The FIDO tests occured during the last half of April 1999 and focused on the use of mast-mounted instruments including Pancam and Navcam imaging systems, and an Infrared Point Spectrometer bore-sighted with Navcam. An instrument arm with a Mössbauer Spectrometer and Color Microscopic Imager was used. A mini-corer was employed to obtain rock cores. Belly cameras were used to monitor the instrument arm and mini-corer deployments. These tools were used to traverse to sites, select targets, obtain and document samples, and deliver the samples back to the starting point.
The FIDO science server at Washington University posted experiment data records in near real time for the team's use. These included images from the Pancam, Navcam, Hazcams and Bellycams, data from the Infrared Point Spectrometer and the Color Microscopic Imager, and field notes of activities for each day.
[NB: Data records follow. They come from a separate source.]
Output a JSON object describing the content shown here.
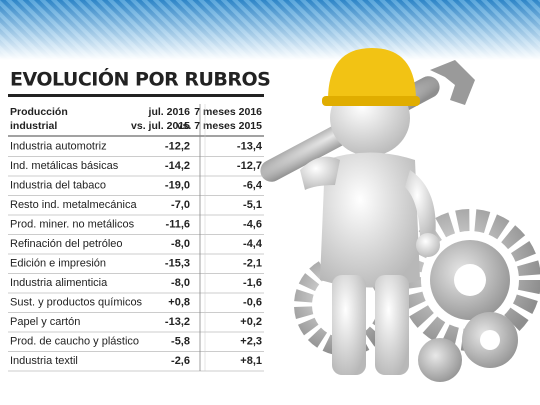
{
  "title": "EVOLUCIÓN POR RUBROS",
  "table": {
    "header": [
      [
        "Producción",
        "industrial"
      ],
      [
        "jul. 2016",
        "vs. jul. 2015"
      ],
      [
        "7 meses 2016",
        "vs. 7 meses 2015"
      ]
    ],
    "rows": [
      [
        "Industria automotriz",
        "-12,2",
        "-13,4"
      ],
      [
        "Ind. metálicas básicas",
        "-14,2",
        "-12,7"
      ],
      [
        "Industria del tabaco",
        "-19,0",
        "-6,4"
      ],
      [
        "Resto ind. metalmecánica",
        "-7,0",
        "-5,1"
      ],
      [
        "Prod. miner. no metálicos",
        "-11,6",
        "-4,6"
      ],
      [
        "Refinación del petróleo",
        "-8,0",
        "-4,4"
      ],
      [
        "Edición e impresión",
        "-15,3",
        "-2,1"
      ],
      [
        "Industria alimenticia",
        "-8,0",
        "-1,6"
      ],
      [
        "Sust. y productos químicos",
        "+0,8",
        "-0,6"
      ],
      [
        "Papel y cartón",
        "-13,2",
        "+0,2"
      ],
      [
        "Prod. de caucho y plástico",
        "-5,8",
        "+2,3"
      ],
      [
        "Industria textil",
        "-2,6",
        "+8,1"
      ]
    ]
  }
}
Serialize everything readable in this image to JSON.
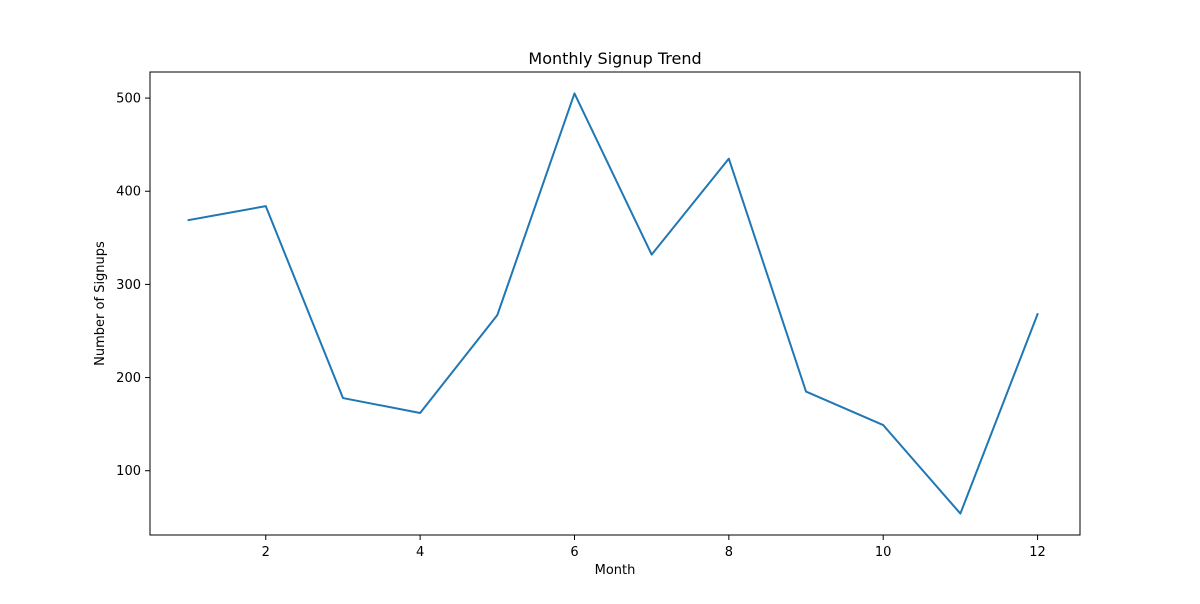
{
  "chart_data": {
    "type": "line",
    "title": "Monthly Signup Trend",
    "xlabel": "Month",
    "ylabel": "Number of Signups",
    "x": [
      1,
      2,
      3,
      4,
      5,
      6,
      7,
      8,
      9,
      10,
      11,
      12
    ],
    "series": [
      {
        "values": [
          369,
          384,
          178,
          162,
          267,
          505,
          332,
          435,
          185,
          149,
          54,
          268
        ]
      }
    ],
    "xlim": [
      0.5,
      12.55
    ],
    "ylim": [
      31,
      528
    ],
    "xticks": [
      2,
      4,
      6,
      8,
      10,
      12
    ],
    "yticks": [
      100,
      200,
      300,
      400,
      500
    ],
    "grid": false,
    "line_color": "#1f77b4"
  }
}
The Core Operations Team (COT) mission control was located on-site at Silver Lake. It included Ray Arvidson or Steve Squyres as COT chief, planning engineers, a WITS expert, and a small group of science team members. The remainder of the science team participated using WITS and the internet through a satellite. Personnel in the field viewing the rover included a site geoscientist, engineers maintaining the rover and its instruments, and personnel doing total station measurements to document rover locations for comparison with locations obtained from rover telemetry.
Traverse planning activities utilized orbital and simulated descent images, and Pancam and Navcam images. Science targets were selected using Pancam and Infared Point Spectrometer data. The targets (primarily rocks) were examined with the microscopic imager and Mössbauer Spectrometer, and then drilled.
Groups of students from four high schools formed the L.A.P.I.S. Student Test Mission team (from Los Angeles, CA, Phoenix, AZ, Ithaca, NY, and St. Louis, MO) and planned the use of FIDO for two days via the internet. Each group was responsible for producing a different part of the integrated student mission, including creating a mission plan, developing education/outreach materials, participating in on-site field documentation, and posting logs and data on a student-run web site. The work of the LAPIS Student Test Mission will result in publication of a CD-ROM with their plans and the results from their activities.
This pilot educational program, designed to involve small groups of students actively in rover testing, allowed the students to gain experience with the science, engineering, and planning necessary to run a rover mission. They also learned new math and science concepts, interacted with rover scientists and engineers through teleconferences and email, and became more interested in careers in science and engineering.